2. Uninhabitable Unit
Landlords must provide properties that meet all local and state housing codes. If you don’t, it could amount to a “constructive eviction.” Living in an uninhabitable property poses a risk to tenants.
Conditions that make a home uninhabitable include:
- Damaged floor tiles
- Insufficient security measures
- Poor ventilation
- Inconsistent water temperature
- Exposed asbestos
- Chipping lead paint
To move out due to any of these conditions, there are specific requirements a tenant must follow (see Green v. Superior Court, 10 Cal.3d 616 (1974) and Cal. Civ. Code § 1942).
3. They are starting active military duty.
If your tenant is an active service member and has received a change of station orders, they have a right to break the lease under the Servicemembers Civil Relief Act of 1944. The following are the “uniformed services” that qualify for this:
- The National Oceanic and Atmospheric Administration
- Members of the armed forces
- The activated National Guard
- The commissioned corps of the Public Health Service
They must provide you with a written notice the date that rent is due.
4. They have been a victim of domestic violence.
Breaking a lease due to domestic violence in California is legally justified. A tenant can terminate the lease if they or their child have been a victim of domestic violence.
To terminate a lease for this reason, they must meet certain conditions, such as showing proof of a temporary restraining order.
Landlord’s Duty to Find a New Tenant in the State of California
So, what happens if a tenant doesn’t have a justified reason to break your lease agreement? (As mentioned earlier, things like breaking a lease to buy a house in California are not legally justified). If this occurs, yet they still want to move out, they’ll need to pay all the rent due under the remaining lease period.

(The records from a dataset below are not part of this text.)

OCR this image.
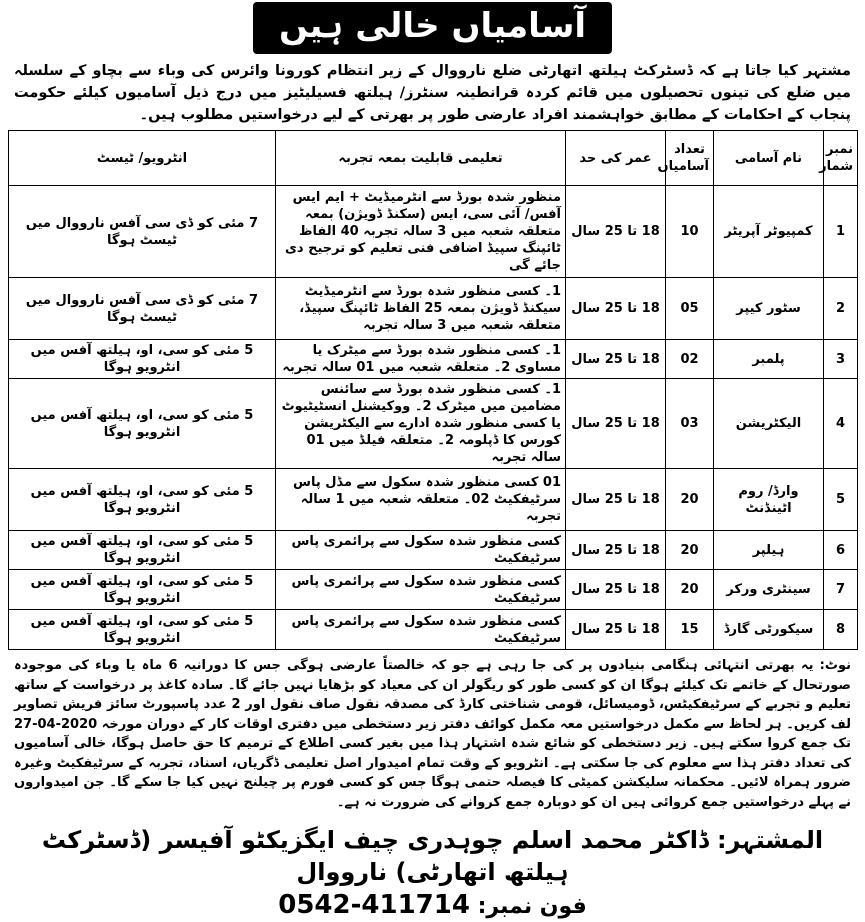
آسامیاں خالی ہیں
مشتہر کیا جاتا ہے کہ ڈسٹرکٹ ہیلتھ اتھارٹی ضلع نارووال کے زیر انتظام کورونا وائرس کی وباء سے بچاو کے سلسلہ میں ضلع کی تینوں تحصیلوں میں قائم کردہ قرانطینہ سنٹرز/ ہیلتھ فسیلیٹیز میں درج ذیل آسامیوں کیلئے حکومت پنجاب کے احکامات کے مطابق خواہشمند افراد عارضی طور پر بھرتی کے لیے درخواستیں مطلوب ہیں۔
نمبر شمار	نام آسامی	تعداد آسامیاں	عمر کی حد	تعلیمی قابلیت بمعہ تجربہ	انٹرویو/ ٹیسٹ
1	کمپیوٹر آپریٹر	10	18 تا 25 سال	منظور شدہ بورڈ سے انٹرمیڈیٹ + ایم ایس آفس/ آئی سی، ایس (سکنڈ ڈویژن) بمعہ متعلقہ شعبہ میں 3 سالہ تجربہ 40 الفاظ ٹائپنگ سپیڈ اضافی فنی تعلیم کو ترجیح دی جائے گی	7 مئی کو ڈی سی آفس نارووال میں ٹیسٹ ہوگا
2	سٹور کیپر	05	18 تا 25 سال	1۔ کسی منظور شدہ بورڈ سے انٹرمیڈیٹ سیکنڈ ڈویژن بمعہ 25 الفاظ ٹائپنگ سپیڈ، متعلقہ شعبہ میں 3 سالہ تجربہ	7 مئی کو ڈی سی آفس نارووال میں ٹیسٹ ہوگا
3	پلمبر	02	18 تا 25 سال	1۔ کسی منظور شدہ بورڈ سے میٹرک یا مساوی 2۔ متعلقہ شعبہ میں 01 سالہ تجربہ	5 مئی کو سی، او، ہیلتھ آفس میں انٹرویو ہوگا
4	الیکٹریشن	03	18 تا 25 سال	1۔ کسی منظور شدہ بورڈ سے سائنس مضامین میں میٹرک 2۔ ووکیشنل انسٹیٹیوٹ یا کسی منظور شدہ ادارے سے الیکٹریشن کورس کا ڈپلومہ 2۔ متعلقہ فیلڈ میں 01 سالہ تجربہ	5 مئی کو سی، او، ہیلتھ آفس میں انٹرویو ہوگا
5	وارڈ/ روم اٹینڈنٹ	20	18 تا 25 سال	01 کسی منظور شدہ سکول سے مڈل پاس سرٹیفکیٹ 02۔ متعلقہ شعبہ میں 1 سالہ تجربہ	5 مئی کو سی، او، ہیلتھ آفس میں انٹرویو ہوگا
6	ہیلپر	20	18 تا 25 سال	کسی منظور شدہ سکول سے پرائمری پاس سرٹیفکیٹ	5 مئی کو سی، او، ہیلتھ آفس میں انٹرویو ہوگا
7	سینٹری ورکر	20	18 تا 25 سال	کسی منظور شدہ سکول سے پرائمری پاس سرٹیفکیٹ	5 مئی کو سی، او، ہیلتھ آفس میں انٹرویو ہوگا
8	سیکورٹی گارڈ	15	18 تا 25 سال	کسی منظور شدہ سکول سے پرائمری پاس سرٹیفکیٹ	5 مئی کو سی، او، ہیلتھ آفس میں انٹرویو ہوگا
نوٹ: یہ بھرتی انتہائی ہنگامی بنیادوں پر کی جا رہی ہے جو کہ خالصتاً عارضی ہوگی جس کا دورانیہ 6 ماہ یا وباء کی موجودہ صورتحال کے خاتمے تک کیلئے ہوگا ان کو کسی طور کو ریگولر ان کی معیاد کو بڑھایا نہیں جائے گا۔ سادہ کاغذ پر درخواست کے ساتھ تعلیم و تجربے کے سرٹیفکیٹس، ڈومیسائل، قومی شناختی کارڈ کی مصدقہ نقول صاف نقول اور 2 عدد پاسپورٹ سائز فریش تصاویر لف کریں۔ ہر لحاظ سے مکمل درخواستیں معہ مکمل کوائف دفتر زیر دستخطی میں دفتری اوقات کار کے دوران مورخہ 2020-04-27 تک جمع کروا سکتے ہیں۔ زیر دستخطی کو شائع شدہ اشتہار ہذا میں بغیر کسی اطلاع کے ترمیم کا حق حاصل ہوگا، خالی آسامیوں کی تعداد دفتر ہذا سے معلوم کی جا سکتی ہے۔ انٹرویو کے وقت تمام امیدوار اصل تعلیمی ڈگریاں، اسناد، تجربہ کے سرٹیفکیٹ وغیرہ ضرور ہمراہ لائیں۔ محکمانہ سلیکشن کمیٹی کا فیصلہ حتمی ہوگا جس کو کسی فورم پر چیلنج نہیں کیا جا سکے گا۔ جن امیدواروں نے پہلے درخواستیں جمع کروائی ہیں ان کو دوبارہ جمع کروانے کی ضرورت نہ ہے۔
المشتہر: ڈاکٹر محمد اسلم چوہدری چیف ایگزیکٹو آفیسر (ڈسٹرکٹ ہیلتھ اتھارٹی) نارووال
فون نمبر: 0542-411714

For example, if your lease is due to end in August and the tenant wants to move in March, then they’ll still be liable for paying for the 4 months that the lease will still be in effect (cal civ code 1951.2).
However, during this period, you still have a responsibility as a landlord to find a replacement tenant.
Disclaimer: This blog isn’t a substitute for legal advice. If you have any questions regarding any part of this content or simply want legal advice, please get in touch with a qualified attorney or property management company.